SÃO PAULO, SP (FOLHAPRESS) – No último dia 9 de novembro, 11 mil mulheres se reuniram no Maracanãzinho, no Rio de Janeiro, para a segunda edição da conferência Juntas -um acrônimo para a frase Jesus uniu o nosso tempo para avivamento e salvação. O perfil do evento no Instagram, com mais de um milhão de seguidores, afirma que o objetivo do encontro foi fortalecer a fé e a unidade entre as mulheres cristãs. Podemos falar em feminismo para examinar esse evento?

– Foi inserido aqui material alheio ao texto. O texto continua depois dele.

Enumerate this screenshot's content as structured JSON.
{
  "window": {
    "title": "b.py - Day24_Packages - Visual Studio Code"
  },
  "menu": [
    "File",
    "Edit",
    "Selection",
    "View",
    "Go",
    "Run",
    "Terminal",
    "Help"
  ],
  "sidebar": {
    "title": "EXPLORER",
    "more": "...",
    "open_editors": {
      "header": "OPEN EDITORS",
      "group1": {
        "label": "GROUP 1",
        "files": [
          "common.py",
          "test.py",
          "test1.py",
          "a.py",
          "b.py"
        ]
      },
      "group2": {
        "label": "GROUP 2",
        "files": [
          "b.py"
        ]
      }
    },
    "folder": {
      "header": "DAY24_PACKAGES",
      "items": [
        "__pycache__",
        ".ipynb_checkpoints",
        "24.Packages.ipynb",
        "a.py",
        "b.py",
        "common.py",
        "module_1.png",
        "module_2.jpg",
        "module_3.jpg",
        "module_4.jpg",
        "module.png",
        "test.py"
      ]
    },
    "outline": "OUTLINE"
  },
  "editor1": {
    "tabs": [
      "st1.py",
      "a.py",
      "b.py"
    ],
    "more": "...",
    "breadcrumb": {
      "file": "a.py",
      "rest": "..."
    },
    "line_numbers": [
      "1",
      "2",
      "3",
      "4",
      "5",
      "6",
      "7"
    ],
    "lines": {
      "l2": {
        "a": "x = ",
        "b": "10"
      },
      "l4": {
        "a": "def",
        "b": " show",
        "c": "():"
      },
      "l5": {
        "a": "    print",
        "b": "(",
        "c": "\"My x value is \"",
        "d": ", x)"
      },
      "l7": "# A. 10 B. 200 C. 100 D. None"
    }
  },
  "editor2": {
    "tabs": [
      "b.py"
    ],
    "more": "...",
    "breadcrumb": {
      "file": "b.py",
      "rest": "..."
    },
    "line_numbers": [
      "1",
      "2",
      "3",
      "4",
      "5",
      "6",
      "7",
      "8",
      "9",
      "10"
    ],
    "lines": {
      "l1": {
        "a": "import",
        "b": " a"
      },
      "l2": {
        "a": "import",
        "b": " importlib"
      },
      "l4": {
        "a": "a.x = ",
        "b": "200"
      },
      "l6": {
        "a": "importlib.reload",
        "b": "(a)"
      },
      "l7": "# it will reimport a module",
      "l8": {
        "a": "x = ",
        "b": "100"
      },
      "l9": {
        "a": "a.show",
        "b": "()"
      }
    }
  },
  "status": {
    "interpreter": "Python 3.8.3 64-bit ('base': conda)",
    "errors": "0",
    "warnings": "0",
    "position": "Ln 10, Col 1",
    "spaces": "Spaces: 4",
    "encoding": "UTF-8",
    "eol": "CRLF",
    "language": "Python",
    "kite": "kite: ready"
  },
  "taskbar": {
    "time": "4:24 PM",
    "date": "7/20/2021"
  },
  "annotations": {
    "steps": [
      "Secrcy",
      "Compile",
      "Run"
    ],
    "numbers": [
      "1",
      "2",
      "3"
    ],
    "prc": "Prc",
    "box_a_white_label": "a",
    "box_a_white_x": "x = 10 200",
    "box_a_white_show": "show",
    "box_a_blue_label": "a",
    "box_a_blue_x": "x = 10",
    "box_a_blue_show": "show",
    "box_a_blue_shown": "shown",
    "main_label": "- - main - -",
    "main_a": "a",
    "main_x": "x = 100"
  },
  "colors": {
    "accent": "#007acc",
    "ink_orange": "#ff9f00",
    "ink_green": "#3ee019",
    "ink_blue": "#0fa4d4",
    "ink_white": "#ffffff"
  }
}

A conferência foi organizada pelas pastoras Camila Barros, Gabriela Lopes, Midian Lima e Raquel Lima. Embora talvez não sejam amplamente conhecidas fora do público cristão, juntas somam mais de 10 milhões de seguidores nas redes sociais. O evento -cuja próxima edição já foi anunciada para o estádio do Maracanã- abordou temas como empoderamento feminino, saúde mental e espiritual, solidariedade, comunidade e crescimento pessoal.
Mas o que esse movimento representa em termos de mudança de paradigma na mentalidade evangélica sobre gênero?
A pergunta é relevante porque, apesar de o público das igrejas no Brasil ser majoritariamente feminino, raramente há movimentos dessa magnitude sem a presença masculina. Mesmo nas denominações menos conservadoras, as mulheres frequentemente ocupam papéis subordinados em relação aos homens. Daí a relevância de um evento que possibilita reflexões sobre o papel das mulheres na igreja e na sociedade.
Essa perspectiva está parcialmente ligada ao complementarismo -uma visão teológica presente em algumas tradições cristãs que defende que, embora homens e mulheres tenham igual valor e dignidade diante de Deus, desempenham papéis distintos, especialmente nos contextos familiar e eclesiástico. Muitas igrejas evangélicas, em variados graus, aderem a essa visão.
Conversei com Lúcia, uma advogada de 36 anos que participou da conferência no Maracanãzinho. Ela pertence a uma igreja independente, onde mulheres não têm poder de decisão administrativa. “O evento foi muito bom”, ela disse, “mas o que mais me impactou foi ver mulheres ensinando a Bíblia sem que isso fosse um problema”.
Conheço esse espanto de perto. Sou pastor presbiteriano há 18 anos e já participei de várias conversas com pessoas que desejavam entender por que as mulheres estão impedidas de desempenhar certas funções em nossa denominação. Em 2022, inclusive, fui signatário de um manifesto em apoio às mulheres presbiterianas que protestavam contra decisões da igreja que limitavam ainda mais a sua atuação.
Em muitos contextos, mulheres enfrentam questões específicas que podem ser mais bem compreendidas e abordadas por outras mulheres. Isso permite que a igreja atenda com mais eficácia às necessidades espirituais e emocionais da comunidade e contribua para que suas integrantes possam desempenhar melhor seus papéis na sociedade.
Após a conferência, a pastora Gabriela Lopes afirmou em uma entrevista: “Queremos que elas saiam daqui empoderadas pelo Espírito para vencer, para conquistar, para levar esperança para dentro das suas casas”. Em muitas igrejas, esse é o tipo de mensagem que impulsiona as pessoas em suas lutas cotidianas.
Em um evento exclusivamente feminino, essa fala ganha ainda mais força para expandir consciências. Imagino quantas mulheres naquele estádio eram as principais (ou talvez únicas) provedoras de suas casas. E quantas mães solo, avós que cuidam dos netos ou mulheres cristãs que optaram por viver solteiras estavam presentes. Afinal, nem todos os lares evangélicos seguem o modelo tradicional de família.
Consciente ou inconscientemente, o fortalecimento da comunidade cristã feminina abre caminhos para aproximação com temas sensíveis e relevantes, como a igualdade de gênero. Por mais delicada que seja a questão, a igreja evangélica não pode se abster de participar dessas conversas. Repito a pergunta: podemos chamar isso de feminismo?